Where PRICE Came From

The original version of this protocol was RICE (Rest, Ice, Compression, Elevation), coined by Dr. Gabe Mirkin in a 1978 sports medicine book. About 14 years later, “Protection” was added to the front, creating the PRICE acronym that’s still widely taught today. The addition recognized that simply resting wasn’t enough. Actively shielding the injury from further harm, through a splint or brace, for instance, made a meaningful difference in early recovery.

Newer Alternatives to PRICE

Sports medicine has continued evolving since PRICE was introduced. One update is POLICE, which replaces “Rest” with “Optimal Loading.” The idea is that carefully controlled movement, rather than complete rest, helps injured tissue heal stronger. Instead of staying off a sprained ankle entirely, you might begin putting light weight on it as pain allows, encouraging the body to rebuild the tissue along functional lines.

The most recent framework, published in the British Journal of Sports Medicine in 2020, goes further. Called PEACE and LOVE, it covers both immediate care and longer-term recovery. PEACE stands for Protection, Elevation, Avoid anti-inflammatory modalities, Compression, and Education. LOVE stands for Load, Optimism, Vascularization (activity that gets blood flowing), and Exercise.

One notable change: ice was removed entirely. Despite being a staple of injury treatment for decades, there’s no high-quality evidence that icing actually improves tissue healing. Inflammation, while uncomfortable, is the body’s repair process. Ice may temporarily numb pain, but it could also slow down the arrival of immune cells that clean up damaged tissue and begin rebuilding it. This doesn’t mean icing is harmful for everyone, but the clinical consensus has shifted toward viewing it as optional pain relief rather than a healing tool.

How to Apply PRICE Effectively

If you’ve twisted an ankle, pulled a muscle, or strained a ligament, PRICE is still a reasonable starting framework for the first 48 to 72 hours. Start by protecting the injury from further stress. If you can’t walk without sharp pain, use crutches. If your wrist hurts when you grip things, wear a brace or splint.

During this initial window, apply ice for 10 to 20 minutes every couple of hours when you’re awake. Wrap the area with an elastic bandage between icing sessions to keep swelling contained, and elevate the limb above heart level whenever you’re sitting or lying down. After the first two or three days, begin introducing gentle movement as pain allows. Light range-of-motion exercises, like slowly circling your ankle or bending and straightening your knee, help maintain flexibility and encourage blood flow to the healing tissue.

When PRICE Isn’t Enough

PRICE works well for mild to moderate soft tissue injuries, but some situations need medical attention.
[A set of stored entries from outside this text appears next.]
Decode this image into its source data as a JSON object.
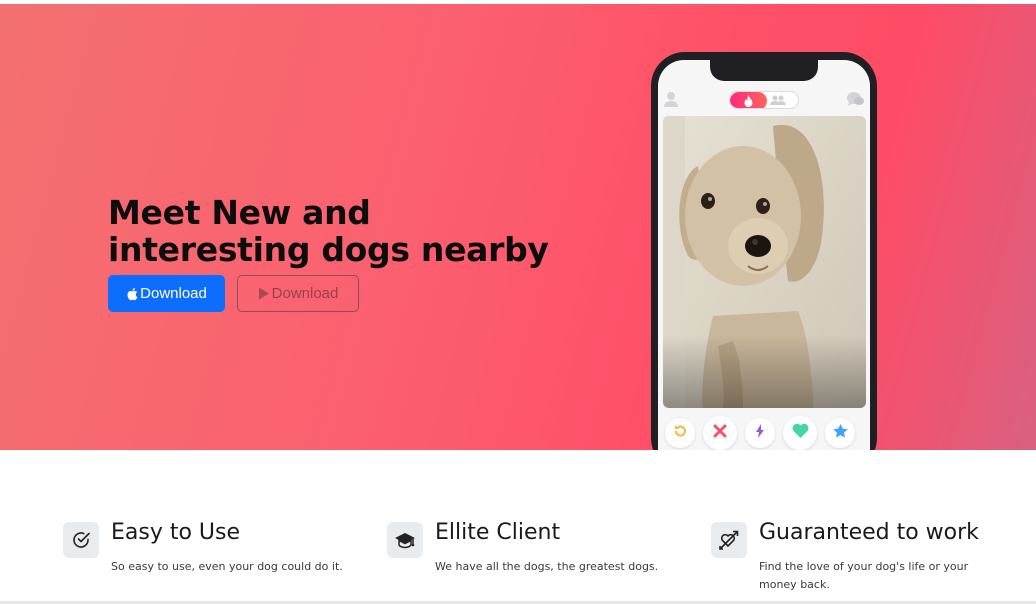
{
  "hero": {
    "title_line1": "Meet New and",
    "title_line2": "interesting dogs nearby",
    "apple_button_label": "Download",
    "play_button_label": "Download",
    "apple_icon": "apple-icon",
    "play_icon": "play-store-icon"
  },
  "phone": {
    "toggle_active_icon": "flame-icon",
    "toggle_inactive_icon": "group-icon",
    "actions": [
      "rewind",
      "nope",
      "boost",
      "like",
      "super-like"
    ]
  },
  "features": [
    {
      "title": "Easy to Use",
      "text": "So easy to use, even your dog could do it.",
      "icon": "check-circle-icon"
    },
    {
      "title": "Ellite Client",
      "text": "We have all the dogs, the greatest dogs.",
      "icon": "graduation-cap-icon"
    },
    {
      "title": "Guaranteed to work",
      "text": "Find the love of your dog's life or your money back.",
      "icon": "heart-arrow-icon"
    }
  ],
  "colors": {
    "hero_gradient_start": "#f37070",
    "hero_gradient_end": "#d96080",
    "primary_button": "#0d6efd",
    "rewind": "#f5b748",
    "nope": "#fd5068",
    "boost": "#915dd1",
    "like": "#45d5a6",
    "super_like": "#3ca4ff"
  }
}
Seek care right away if you have trouble breathing or feel dizzy alongside the injury, if the injured area is visibly deformed or you heard a pop at the time of injury, if you have extreme weakness that prevents normal daily activities, or if you simply can’t move the injured body part at all. Significant bleeding, a high fever with a stiff neck, or an injury that hasn’t improved after several days of home care also warrant a visit to a healthcare provider.